Uber suspended its low-cost UberPOP offering in France in July following a storm of opposition to the service from taxi drivers and the arrest of two of its French bosses.
UberPOP was subsequently banned in France, but the company still operates its full-price service using professional drivers.
In the court case that ended Thursday, Uber was charged with “the illegal organization of a system that puts clients in contact with providers of road transport for payment.”
The verdict accused Uber of “repeated and lasting violations” and said the company had “encouraged a large number of people to take part in an activity which led to them being convicted of criminal offences.”
Uber France’s chief executive, Thibaud Simphal, and the company’s director general for Western Europe at the time the charges were brought, Pierre-Dimitri Gore-Coty, were fined 30,000 euros and 20,000 euros respectively.

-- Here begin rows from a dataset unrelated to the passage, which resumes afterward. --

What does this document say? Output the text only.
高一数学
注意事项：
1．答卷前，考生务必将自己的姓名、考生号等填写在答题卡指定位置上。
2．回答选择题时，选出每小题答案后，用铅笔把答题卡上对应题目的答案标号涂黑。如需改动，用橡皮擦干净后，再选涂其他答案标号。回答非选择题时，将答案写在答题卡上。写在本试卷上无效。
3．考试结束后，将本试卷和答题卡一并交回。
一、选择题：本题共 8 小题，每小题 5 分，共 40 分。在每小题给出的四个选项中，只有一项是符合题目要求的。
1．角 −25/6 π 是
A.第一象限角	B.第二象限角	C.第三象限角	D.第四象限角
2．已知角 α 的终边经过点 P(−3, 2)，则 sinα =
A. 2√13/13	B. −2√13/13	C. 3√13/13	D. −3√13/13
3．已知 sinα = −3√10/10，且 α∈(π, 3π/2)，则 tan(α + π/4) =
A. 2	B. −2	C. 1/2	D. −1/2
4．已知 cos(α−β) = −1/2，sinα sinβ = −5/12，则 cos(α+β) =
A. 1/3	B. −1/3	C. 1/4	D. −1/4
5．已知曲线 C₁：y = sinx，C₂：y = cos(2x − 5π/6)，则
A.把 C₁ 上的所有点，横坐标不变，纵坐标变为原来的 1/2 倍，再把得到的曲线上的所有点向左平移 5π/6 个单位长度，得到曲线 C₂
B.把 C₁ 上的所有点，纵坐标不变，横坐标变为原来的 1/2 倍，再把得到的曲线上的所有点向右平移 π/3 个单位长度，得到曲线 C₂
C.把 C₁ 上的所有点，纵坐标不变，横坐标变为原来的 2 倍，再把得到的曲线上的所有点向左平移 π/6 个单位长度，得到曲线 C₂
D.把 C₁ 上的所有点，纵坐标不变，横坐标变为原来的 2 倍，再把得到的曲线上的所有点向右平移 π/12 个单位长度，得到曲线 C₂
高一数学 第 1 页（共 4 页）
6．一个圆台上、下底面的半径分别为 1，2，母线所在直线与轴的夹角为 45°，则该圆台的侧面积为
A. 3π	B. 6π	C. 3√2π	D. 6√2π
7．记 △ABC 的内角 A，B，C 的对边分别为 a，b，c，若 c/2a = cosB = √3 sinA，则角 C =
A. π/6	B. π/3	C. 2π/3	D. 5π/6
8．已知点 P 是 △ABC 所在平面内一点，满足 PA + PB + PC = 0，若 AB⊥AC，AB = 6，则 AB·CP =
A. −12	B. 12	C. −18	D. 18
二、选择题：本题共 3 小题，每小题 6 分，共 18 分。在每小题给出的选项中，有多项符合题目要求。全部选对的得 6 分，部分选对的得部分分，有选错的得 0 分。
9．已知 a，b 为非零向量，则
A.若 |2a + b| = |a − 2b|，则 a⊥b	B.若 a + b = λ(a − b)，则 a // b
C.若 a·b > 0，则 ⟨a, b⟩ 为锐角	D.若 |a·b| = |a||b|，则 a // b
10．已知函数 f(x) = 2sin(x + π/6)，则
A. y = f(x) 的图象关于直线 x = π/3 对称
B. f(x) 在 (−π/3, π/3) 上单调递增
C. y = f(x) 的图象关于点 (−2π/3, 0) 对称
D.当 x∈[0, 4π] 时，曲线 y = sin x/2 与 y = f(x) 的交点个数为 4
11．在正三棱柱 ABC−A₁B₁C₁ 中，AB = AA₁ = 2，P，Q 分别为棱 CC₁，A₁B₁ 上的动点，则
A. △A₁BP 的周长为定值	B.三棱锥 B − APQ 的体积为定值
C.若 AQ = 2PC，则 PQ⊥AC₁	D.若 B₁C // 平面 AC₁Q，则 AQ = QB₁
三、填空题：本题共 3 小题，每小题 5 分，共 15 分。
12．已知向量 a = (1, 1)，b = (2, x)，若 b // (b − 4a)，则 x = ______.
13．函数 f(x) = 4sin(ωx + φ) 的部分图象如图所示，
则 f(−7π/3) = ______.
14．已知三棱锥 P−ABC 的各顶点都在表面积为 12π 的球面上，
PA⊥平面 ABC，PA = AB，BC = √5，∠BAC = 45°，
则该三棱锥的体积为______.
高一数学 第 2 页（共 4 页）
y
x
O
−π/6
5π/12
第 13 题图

Half of those sums were also suspended.
A spokesman for San Francisco-based Uber said the company would appeal “immediately.”
The fine for Uber was, however, lower than the 1.0 million euros that prosecutors had asked for.

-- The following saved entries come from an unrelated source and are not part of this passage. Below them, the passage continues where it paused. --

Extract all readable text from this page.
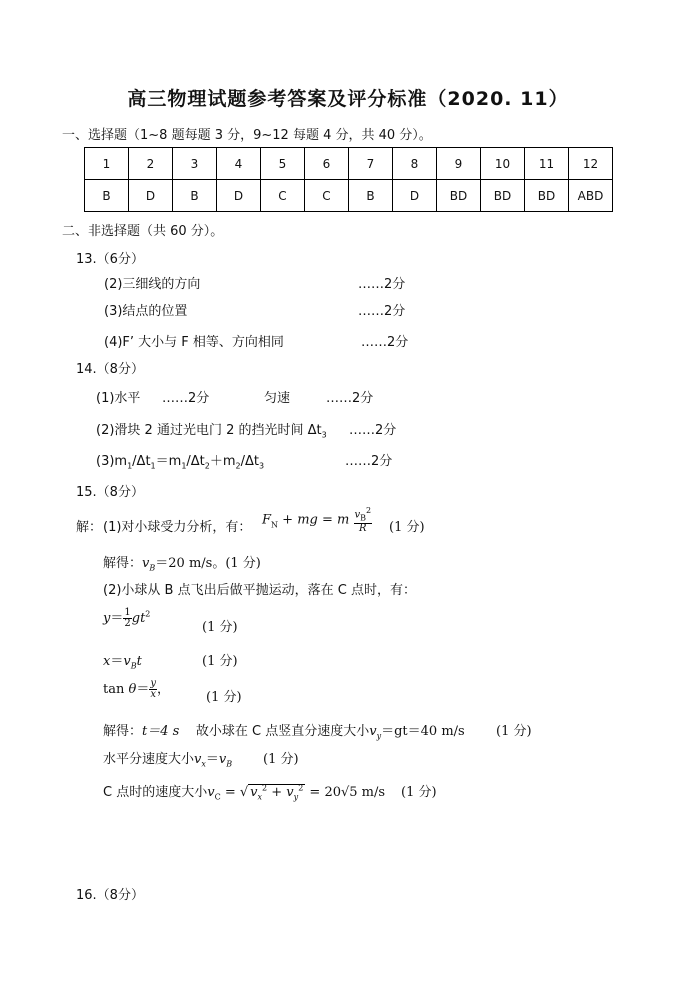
高三物理试题参考答案及评分标准（2020. 11）
一、选择题（1~8 题每题 3 分，9~12 每题 4 分，共 40 分）。
1	2	3	4	5	6	7	8	9	10	11	12
B	D	B	D	C	C	B	D	BD	BD	BD	ABD
二、非选择题（共 60 分）。
13.（6分）
(2)三细线的方向	……2分
(3)结点的位置	……2分
(4)F’ 大小与 F 相等、方向相同	……2分
14.（8分）
(1)水平 ……2分	匀速	……2分
(2)滑块 2 通过光电门 2 的挡光时间 $\Delta t_3$ ……2分
$(3)m_1/\Delta t_1=m_1/\Delta t_2+m_2/\Delta t_3$	……2分
15.（8分）
解： (1)对小球受力分析，有： $F_N$ + mg = m $\frac{v_B^2}{R} (1$ 分)
解得：$v_B=20$ m/s。(1 分)
(2)小球从 B 点飞出后做平抛运动，落在 C 点时，有：
$y= \frac{1}{2} gt^2$
(1 分)
$x=v_Bt$	(1 分)
$\tan \theta= \frac{y}{x}$ ，
(1 分)
解得：t＝4 s 故小球在 C 点竖直分速度大小$v_y=gt=40$ m/s (1 分)
水平分速度大小$v_x=v_B$ (1 分)
C 点时的速度大小$v_C$ = √ $v_x^2 + v_y^2 = 20√5$ m/s (1 分)
16.（8分）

The court also chose not to grant a prosecution request for the executives involved to be banned from running a company for five years.
France was the first country after the United States to have UberPOP when it was launched in February 2014.
But Uber soon became a victim of its success in Europe, with taxi drivers and hotel owners up in arms at the inroads made by one of the main players in the so-called sharing economy.
Jean-Paul Levy, a lawyer for the complainants, hailed a “landmark decision.”
“It demolishes the edifice put in place by Uber to try to conceal the responsibility of a number of individuals,” he said.
Uber was also accused of producing advertisements that portrayed the service as fully legal by claiming UberPOP was a normal taxi service rather than a ride-sharing service.
Uber has filed complaints with the European Union against France and other EU members, arguing that national policies that are hostile to its operations violate European law.
Brussels is currently deliberating its response to those complaints.
Uber has become one of the world’s most valuable startups, expanding to more than 50 countries.
Earlier this month, the Public Investment Fund of Saudi Arabia pumped $3.5 billion into the company, in a major boost for its global expansion plans.
The injection of funds gives Uber a valuation of $62.5 billion, according to the company.